Okay, das sind jetzt Extrembeispiele. Aber mindestens ebenso unbändigen Spaß macht es, zum viertausendeinhundertdrölfzigsten Mal unter irgendeinem Beitrag über, sagen wir mal, Speiseölknappheit zu lesen, dass das ja alles von „denen da oben“ so gewollt ist. Klar, „die da oben“. Wer ist damit eigentlich gemeint? Meiers aus dem zwölften Stock? Reinhold Messner und der Yeti bei einer Gletscherschmelze-Schaumparty? Die NASA, die auf dem Mond gerade die Mars-Landung simuliert? Man weiß es nicht. Also, „die da oben“ wollen natürlich unbedingt, dass Karl-Erhard und Henriette-Lotte täglich losziehen, um sich den Einkaufswagen bei Aldi, Lidl und Co. mit 14,7 Litern Sonnenblumenöl – „Die 21. Flasche stand so einsam herum, darum haben wir die auch genommen.“ – vollballern, um dann beim Blick in die heimische Speisekammer festzustellen: „Läuft wie geschmiert. Nein echt! Eine Flasche hatte nen Loch.“
Ebenso immer wieder erheiternd bis zur schenkelklopfen-bedingten Total-Fußlahmheit sind Kommentare wie „Da gibt’s bestimmt ne Impfung“ unter einem Beitrag über … zum Beispiel Tote nach einer Sturmflut in einem Dritte-Welt-Land.
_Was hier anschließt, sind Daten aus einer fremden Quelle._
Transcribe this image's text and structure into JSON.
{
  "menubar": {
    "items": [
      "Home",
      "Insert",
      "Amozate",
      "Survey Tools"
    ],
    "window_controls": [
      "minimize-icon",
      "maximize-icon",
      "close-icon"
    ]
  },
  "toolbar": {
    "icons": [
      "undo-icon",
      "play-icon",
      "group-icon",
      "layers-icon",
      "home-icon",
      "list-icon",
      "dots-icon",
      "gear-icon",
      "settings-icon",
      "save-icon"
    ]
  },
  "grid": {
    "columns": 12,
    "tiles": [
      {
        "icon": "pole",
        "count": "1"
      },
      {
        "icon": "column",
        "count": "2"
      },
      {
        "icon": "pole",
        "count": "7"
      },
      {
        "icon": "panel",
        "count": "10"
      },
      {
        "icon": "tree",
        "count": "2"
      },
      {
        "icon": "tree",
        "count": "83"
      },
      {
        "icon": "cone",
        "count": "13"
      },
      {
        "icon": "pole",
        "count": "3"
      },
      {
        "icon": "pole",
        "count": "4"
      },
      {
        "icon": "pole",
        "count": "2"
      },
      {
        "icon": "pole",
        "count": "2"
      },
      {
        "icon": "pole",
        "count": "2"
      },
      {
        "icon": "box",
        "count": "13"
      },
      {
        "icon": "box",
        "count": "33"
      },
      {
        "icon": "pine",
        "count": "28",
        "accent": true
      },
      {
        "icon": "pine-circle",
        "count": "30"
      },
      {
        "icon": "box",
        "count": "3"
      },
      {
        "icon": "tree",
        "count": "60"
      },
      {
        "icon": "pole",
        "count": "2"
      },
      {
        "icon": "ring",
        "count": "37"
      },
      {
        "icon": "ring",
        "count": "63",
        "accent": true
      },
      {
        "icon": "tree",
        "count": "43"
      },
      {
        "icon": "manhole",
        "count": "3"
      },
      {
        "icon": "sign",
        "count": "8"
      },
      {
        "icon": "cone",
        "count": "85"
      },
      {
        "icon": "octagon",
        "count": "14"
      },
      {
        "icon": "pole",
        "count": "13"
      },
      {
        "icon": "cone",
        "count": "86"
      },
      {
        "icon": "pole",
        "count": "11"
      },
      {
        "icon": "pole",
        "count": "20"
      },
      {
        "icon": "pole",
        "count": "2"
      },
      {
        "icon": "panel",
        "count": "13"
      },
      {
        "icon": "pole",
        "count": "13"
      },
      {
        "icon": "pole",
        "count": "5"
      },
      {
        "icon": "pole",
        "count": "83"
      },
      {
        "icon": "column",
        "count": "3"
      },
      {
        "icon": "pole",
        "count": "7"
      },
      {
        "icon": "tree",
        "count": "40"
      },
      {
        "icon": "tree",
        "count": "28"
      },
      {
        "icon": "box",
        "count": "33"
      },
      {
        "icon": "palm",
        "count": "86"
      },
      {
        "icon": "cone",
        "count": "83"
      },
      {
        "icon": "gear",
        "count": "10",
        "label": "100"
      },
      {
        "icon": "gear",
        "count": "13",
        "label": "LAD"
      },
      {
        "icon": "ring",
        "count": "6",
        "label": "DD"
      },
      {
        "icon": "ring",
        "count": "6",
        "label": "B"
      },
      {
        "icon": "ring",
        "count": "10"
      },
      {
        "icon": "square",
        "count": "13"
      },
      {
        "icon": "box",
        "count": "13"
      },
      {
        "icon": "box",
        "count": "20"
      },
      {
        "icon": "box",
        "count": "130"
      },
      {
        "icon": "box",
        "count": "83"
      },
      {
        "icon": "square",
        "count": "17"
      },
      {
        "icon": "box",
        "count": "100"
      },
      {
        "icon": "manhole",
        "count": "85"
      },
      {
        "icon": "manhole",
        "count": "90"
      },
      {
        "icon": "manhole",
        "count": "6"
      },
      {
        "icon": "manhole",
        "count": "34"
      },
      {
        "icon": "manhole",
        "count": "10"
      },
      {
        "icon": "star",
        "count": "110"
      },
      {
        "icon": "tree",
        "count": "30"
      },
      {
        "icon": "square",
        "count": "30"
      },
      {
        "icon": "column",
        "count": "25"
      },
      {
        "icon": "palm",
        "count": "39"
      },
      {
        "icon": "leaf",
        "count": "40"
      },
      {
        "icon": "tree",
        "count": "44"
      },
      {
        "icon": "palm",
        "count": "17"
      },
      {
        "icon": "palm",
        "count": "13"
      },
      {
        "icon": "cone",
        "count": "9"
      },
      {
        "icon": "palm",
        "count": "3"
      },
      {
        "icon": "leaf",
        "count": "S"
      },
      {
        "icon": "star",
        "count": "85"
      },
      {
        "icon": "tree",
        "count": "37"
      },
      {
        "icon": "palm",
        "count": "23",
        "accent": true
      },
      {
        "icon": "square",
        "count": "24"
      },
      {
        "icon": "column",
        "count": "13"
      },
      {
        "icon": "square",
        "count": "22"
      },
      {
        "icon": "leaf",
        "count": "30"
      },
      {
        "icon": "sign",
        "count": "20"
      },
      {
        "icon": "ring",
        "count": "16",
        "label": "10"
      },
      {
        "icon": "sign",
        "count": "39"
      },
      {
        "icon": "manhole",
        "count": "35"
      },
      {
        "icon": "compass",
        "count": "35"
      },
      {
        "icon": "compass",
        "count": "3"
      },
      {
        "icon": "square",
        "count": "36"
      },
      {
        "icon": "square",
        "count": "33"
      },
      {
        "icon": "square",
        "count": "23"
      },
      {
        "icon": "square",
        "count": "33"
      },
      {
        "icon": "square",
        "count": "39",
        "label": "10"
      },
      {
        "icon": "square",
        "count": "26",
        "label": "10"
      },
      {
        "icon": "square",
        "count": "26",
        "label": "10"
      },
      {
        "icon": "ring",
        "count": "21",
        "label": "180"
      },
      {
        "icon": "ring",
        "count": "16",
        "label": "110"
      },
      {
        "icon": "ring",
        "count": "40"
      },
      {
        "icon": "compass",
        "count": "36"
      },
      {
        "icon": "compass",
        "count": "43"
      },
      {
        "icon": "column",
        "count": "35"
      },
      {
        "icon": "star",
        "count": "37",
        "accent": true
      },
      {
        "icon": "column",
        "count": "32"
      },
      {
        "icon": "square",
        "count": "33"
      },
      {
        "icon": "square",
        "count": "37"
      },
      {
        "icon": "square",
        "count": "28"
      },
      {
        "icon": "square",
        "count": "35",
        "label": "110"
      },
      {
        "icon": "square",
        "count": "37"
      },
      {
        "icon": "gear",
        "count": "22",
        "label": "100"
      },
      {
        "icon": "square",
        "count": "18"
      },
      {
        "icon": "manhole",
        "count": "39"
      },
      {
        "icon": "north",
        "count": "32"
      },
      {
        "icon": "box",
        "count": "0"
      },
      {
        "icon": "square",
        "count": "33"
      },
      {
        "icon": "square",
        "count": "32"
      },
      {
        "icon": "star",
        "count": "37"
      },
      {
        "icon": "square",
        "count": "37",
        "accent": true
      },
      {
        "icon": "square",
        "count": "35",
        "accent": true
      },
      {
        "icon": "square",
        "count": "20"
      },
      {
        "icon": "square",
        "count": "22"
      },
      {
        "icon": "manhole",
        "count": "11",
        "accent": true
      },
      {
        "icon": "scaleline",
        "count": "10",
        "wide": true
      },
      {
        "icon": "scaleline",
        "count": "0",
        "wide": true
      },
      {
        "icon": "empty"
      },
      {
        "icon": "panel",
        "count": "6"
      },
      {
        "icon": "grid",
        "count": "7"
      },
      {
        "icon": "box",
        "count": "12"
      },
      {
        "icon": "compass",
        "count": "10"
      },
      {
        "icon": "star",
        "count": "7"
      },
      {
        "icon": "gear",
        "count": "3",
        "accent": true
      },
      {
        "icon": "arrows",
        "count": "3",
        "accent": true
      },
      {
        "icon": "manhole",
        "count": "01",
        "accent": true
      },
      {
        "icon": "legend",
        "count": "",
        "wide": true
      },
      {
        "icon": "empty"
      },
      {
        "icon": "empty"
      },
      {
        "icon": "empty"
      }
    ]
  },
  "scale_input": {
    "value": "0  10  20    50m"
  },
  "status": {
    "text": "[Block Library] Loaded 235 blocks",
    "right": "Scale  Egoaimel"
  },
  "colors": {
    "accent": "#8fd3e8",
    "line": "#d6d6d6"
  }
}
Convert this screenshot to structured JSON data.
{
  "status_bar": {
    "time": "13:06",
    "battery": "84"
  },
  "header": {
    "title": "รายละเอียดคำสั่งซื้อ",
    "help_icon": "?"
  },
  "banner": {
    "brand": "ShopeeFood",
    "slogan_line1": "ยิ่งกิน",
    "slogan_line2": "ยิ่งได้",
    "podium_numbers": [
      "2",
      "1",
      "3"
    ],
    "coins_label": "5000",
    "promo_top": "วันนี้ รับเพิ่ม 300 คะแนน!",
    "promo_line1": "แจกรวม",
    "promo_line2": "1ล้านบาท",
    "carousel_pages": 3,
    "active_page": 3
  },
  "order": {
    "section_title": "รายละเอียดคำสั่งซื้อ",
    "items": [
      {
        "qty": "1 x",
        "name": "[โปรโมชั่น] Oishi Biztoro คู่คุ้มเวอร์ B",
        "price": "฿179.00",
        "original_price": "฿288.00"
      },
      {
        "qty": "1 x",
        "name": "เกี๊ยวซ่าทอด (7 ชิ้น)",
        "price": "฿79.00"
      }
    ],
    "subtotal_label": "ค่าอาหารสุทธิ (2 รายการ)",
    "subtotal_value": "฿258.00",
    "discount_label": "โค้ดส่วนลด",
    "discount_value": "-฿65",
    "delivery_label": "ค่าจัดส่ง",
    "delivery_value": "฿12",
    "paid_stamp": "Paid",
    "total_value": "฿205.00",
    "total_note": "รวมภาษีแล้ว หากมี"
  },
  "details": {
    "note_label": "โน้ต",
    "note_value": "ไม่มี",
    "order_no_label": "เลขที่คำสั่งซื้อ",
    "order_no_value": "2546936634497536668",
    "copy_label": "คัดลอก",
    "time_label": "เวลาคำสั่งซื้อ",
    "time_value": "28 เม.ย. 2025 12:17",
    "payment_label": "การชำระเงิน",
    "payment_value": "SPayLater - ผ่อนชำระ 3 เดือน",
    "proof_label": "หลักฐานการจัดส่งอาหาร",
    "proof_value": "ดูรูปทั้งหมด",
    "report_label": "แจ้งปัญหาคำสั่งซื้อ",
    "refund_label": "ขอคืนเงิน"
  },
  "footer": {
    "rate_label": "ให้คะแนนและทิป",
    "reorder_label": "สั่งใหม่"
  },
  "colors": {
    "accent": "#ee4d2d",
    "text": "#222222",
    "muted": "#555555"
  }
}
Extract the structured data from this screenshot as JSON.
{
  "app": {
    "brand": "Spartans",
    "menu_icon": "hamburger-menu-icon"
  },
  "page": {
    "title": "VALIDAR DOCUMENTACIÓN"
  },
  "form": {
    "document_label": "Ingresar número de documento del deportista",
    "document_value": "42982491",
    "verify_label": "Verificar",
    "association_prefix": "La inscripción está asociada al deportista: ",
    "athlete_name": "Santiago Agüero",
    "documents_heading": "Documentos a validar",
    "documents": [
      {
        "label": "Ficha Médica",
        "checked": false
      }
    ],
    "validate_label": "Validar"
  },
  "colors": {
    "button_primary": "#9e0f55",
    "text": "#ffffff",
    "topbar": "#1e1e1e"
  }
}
Oder „Wie gewählt, so geliefert“ bei einer Diskussion über Preissteigerungen in einer freien Marktwirtschaft.
Da wünscht man sich doch gerne Mal Ockhams Rasiermesser in die Hand – wenn schon nicht zu einer von vornherein zum Scheitern verurteilten fachgerechten Anwendung durch derart Kommentierende, dann doch wenigstens dazu, diesen Blödsinn irgendwie aus seinem Leben raus zu schneiden.
Apropos Leben. Wie sieht es eigentlich im Leben dieser Menschen so aus? Wenn ihnen zum Beispiel im Stile einer Rube-Goldberg-Maschine ein Apfel herunterfällt, sie sich danach bücken und dabei mit dem Kopf derart auf die Tischplatte knallen, sodass ihnen auch noch die restlichen Äpfel samt Schüssel auf den Kopf rutschen, nachdem sie vom Aufschlag auf der Tischplatte k.o. gegangen sind. Denken die dann, wie es wohl jeder normale Mensch tun würde, so was wie „Boah, Murphy’s Law!“ oder „Ich Schussel!“ oder einfach nur „Autsch!“? Oder feilen sie dann sofort an ihrem nächsten Telegram-Beitrag, in dem sie Bill Gates die Schuld geben, weil der sowieso gegen Apple ist und auch noch den Desktop auf Windows erfunden hat?
Wie dem auch sei. Konsequentes Nichtanwenden von Ockhams Rasiermesser gepaart mit überdurchschnittlichem Geltungsdrang führen leider immer mehr dazu, dass man in den Sozialen Medien keine kontroversen Themen mehr diskutieren kann. Denn ein jedes wird von dieser Klientel sofort an sich gerissen und mit ihren abstrusen Theorien totgeschrieben. Die Spaltung der Gesellschaft wird dadurch vorangetrieben, wobei die kräftigsten Spalter diejenigen sind, die dies am lautesten beklagen.
Die lauteste Meinung hat für gewöhnlich nicht die leiseste Ahnung. Habe ich kürzlich irgendwo gelesen. Das sieht man derzeit wohl kaum irgendwo so deutlich wie in den Sozialen Medien. Und deshalb habe ich mich von Facebook – oder Telegram 2.0, wie ich es inzwischen nenne – verabschiedet und mein Konto gelöscht.
Ockhams Rasiermesser nicht auf eine Theorie, sondern aufs digitale Leben angewandt: mit einem Schnitt alle unsinnigen Variablen entfernt. Cut.